Cheadle Center for Biodiversity and Ecological Restoration
CCBER fulfills the UC Santa Barbara mission of research, education, and public service through stewardship and restoration of campus lands, preservation and management of natural history collections, and through learning experiences and programs that offer unique opportunities for students of all ages.
Smart Farms and the Internet of Things
The UCSB SmartFarm project is a computer science led effort focused on the use of data science with “The Internet of Things” (IoT) to improve sustainable agriculture, water usage and land management. Using novel systems and data science applications developed in the RACE Lab in the Computer Science Department, researchers have improved the analysis techniques commonly used by agronomists to analyze soil surveys. They have also been investigating new, data science based approaches to frost prevention and differential irrigation as ways of both saving water and sustaining agricultural yields.
UCSB data science research also enables scientists and citizen scientists to automatically classify wildlife images gathered from ecological preserves for use my local and statewide land management agencies and environmental researchers. The “Where’s the Bear?” project combines new computer science and data science research with open source analysis software with IoT systems and public clouds to monitor wildlife in remote areas.

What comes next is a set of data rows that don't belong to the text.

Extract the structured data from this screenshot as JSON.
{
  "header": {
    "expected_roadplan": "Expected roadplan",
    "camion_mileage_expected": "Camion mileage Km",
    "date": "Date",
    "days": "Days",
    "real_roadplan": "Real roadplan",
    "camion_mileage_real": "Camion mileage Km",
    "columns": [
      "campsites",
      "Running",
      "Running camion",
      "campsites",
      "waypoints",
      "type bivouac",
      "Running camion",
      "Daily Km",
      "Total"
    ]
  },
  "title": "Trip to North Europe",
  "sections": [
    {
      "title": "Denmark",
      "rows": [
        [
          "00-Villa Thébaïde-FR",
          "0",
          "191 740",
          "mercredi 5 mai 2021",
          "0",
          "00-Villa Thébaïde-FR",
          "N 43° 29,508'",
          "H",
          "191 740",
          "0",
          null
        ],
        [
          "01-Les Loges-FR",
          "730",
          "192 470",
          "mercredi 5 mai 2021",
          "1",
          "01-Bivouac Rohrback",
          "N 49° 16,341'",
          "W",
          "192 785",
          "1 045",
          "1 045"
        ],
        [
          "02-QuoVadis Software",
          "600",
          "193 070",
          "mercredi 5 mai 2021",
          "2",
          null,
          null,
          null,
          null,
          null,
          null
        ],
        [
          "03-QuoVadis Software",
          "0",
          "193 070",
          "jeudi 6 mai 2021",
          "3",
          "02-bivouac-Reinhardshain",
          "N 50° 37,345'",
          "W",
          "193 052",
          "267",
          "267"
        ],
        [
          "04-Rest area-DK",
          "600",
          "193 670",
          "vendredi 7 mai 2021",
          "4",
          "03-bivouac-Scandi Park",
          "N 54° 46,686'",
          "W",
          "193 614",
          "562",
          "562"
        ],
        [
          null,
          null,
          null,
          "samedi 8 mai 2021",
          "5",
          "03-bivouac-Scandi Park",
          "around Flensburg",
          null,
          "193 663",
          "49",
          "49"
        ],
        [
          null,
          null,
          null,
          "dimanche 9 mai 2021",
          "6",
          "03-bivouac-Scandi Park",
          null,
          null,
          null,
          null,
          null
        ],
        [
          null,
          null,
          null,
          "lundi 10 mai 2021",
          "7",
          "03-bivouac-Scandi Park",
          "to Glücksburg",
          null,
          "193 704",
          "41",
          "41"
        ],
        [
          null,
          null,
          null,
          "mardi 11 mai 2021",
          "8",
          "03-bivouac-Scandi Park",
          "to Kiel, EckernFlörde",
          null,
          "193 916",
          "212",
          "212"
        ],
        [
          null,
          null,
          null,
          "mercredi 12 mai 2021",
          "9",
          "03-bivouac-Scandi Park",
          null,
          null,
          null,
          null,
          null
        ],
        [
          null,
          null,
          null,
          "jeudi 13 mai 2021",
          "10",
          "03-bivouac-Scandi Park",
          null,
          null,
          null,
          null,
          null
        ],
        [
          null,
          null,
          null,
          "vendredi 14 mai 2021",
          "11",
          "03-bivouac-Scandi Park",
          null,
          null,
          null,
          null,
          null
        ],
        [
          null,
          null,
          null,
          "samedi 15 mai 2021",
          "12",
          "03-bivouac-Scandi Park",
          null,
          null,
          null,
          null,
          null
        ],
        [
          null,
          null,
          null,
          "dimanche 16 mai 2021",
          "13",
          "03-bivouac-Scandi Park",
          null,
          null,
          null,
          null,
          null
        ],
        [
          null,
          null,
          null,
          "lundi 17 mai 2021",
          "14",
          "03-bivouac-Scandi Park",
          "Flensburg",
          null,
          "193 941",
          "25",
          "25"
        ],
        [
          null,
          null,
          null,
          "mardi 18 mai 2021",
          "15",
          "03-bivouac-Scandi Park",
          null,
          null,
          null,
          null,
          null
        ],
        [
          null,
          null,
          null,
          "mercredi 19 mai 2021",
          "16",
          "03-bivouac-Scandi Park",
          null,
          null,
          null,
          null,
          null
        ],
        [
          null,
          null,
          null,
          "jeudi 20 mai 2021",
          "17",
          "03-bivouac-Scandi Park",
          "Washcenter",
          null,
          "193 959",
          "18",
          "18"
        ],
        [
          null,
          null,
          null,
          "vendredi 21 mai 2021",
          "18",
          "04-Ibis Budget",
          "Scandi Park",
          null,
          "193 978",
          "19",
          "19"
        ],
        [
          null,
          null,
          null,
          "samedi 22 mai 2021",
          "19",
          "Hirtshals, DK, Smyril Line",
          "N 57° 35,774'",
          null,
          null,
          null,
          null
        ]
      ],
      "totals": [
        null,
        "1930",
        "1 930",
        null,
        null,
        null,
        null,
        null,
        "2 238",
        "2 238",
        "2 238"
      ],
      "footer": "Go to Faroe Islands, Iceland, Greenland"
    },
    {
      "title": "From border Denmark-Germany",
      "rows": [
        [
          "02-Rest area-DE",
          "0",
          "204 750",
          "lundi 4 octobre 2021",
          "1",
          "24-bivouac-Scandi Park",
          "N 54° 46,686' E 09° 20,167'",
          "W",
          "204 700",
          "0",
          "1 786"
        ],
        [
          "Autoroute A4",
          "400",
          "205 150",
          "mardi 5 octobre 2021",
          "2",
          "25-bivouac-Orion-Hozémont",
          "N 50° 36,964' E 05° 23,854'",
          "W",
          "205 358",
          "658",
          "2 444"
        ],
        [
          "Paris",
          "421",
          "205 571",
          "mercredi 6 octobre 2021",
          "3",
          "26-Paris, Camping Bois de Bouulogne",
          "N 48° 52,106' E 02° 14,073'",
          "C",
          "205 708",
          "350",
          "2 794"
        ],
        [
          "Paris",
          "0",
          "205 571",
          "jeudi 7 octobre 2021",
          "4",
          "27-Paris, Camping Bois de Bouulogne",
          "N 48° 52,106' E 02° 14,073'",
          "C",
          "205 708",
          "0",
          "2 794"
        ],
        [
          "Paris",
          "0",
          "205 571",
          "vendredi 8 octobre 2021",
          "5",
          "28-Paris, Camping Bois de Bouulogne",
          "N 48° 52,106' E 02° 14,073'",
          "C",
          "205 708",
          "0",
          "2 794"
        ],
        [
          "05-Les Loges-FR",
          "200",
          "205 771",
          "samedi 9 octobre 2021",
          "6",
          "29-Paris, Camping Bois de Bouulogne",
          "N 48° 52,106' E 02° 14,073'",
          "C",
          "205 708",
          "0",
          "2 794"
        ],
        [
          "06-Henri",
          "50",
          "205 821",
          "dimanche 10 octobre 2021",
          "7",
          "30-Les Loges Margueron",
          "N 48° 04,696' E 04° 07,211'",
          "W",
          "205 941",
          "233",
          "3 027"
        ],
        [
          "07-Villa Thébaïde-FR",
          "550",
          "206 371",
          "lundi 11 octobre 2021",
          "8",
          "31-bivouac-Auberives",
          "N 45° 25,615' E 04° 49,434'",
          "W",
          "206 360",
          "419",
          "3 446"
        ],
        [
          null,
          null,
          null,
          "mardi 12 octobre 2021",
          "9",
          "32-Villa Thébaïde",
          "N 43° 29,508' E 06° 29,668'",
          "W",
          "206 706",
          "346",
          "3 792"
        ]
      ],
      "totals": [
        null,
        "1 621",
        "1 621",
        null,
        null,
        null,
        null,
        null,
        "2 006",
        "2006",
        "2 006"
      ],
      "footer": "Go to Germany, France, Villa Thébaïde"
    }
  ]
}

The Institute for Energy Efficiency (IEE) is an interdisciplinary research institute dedicated to cutting-edge science and technologies that support an energy-efficient and sustainable future. IEE’s research activities leverage the considerable expertise of UCSB’s highly acclaimed faculty, scientists, engineers and researchers. By fostering collaborations, sponsoring research, and expediting the commercialization of new technologies, IEE is a key driver of significant advances in energy efficiency.
The Center for Spatial Studies focuses on promoting spatial thinking and spatial analytics across academia, industry, and government agencies, and across disciplines ranging from the humanities to the physical sciences with a particular focus on novel Spatial Data Science methods and Knowledge Graphs.
The center has expertise in spatiotemporally-explicit machine learning, in the formal representation of spatial phenomena including but not limited to geographic space, knowledge engineering, as well as in methods to improve the publication, retrieval, reuse, and integration of heterogeneous data across domain boundaries.
Movement Data Science
UCSB's MOVE Lab develops scalable computational data analytics, simulation, and prediction models to study movement and its relationship to environmental and geographic contexts. Our research advances context-aware data analytics and movement models by integrating information captured from heterogeneous and high dimensional tracking data sets.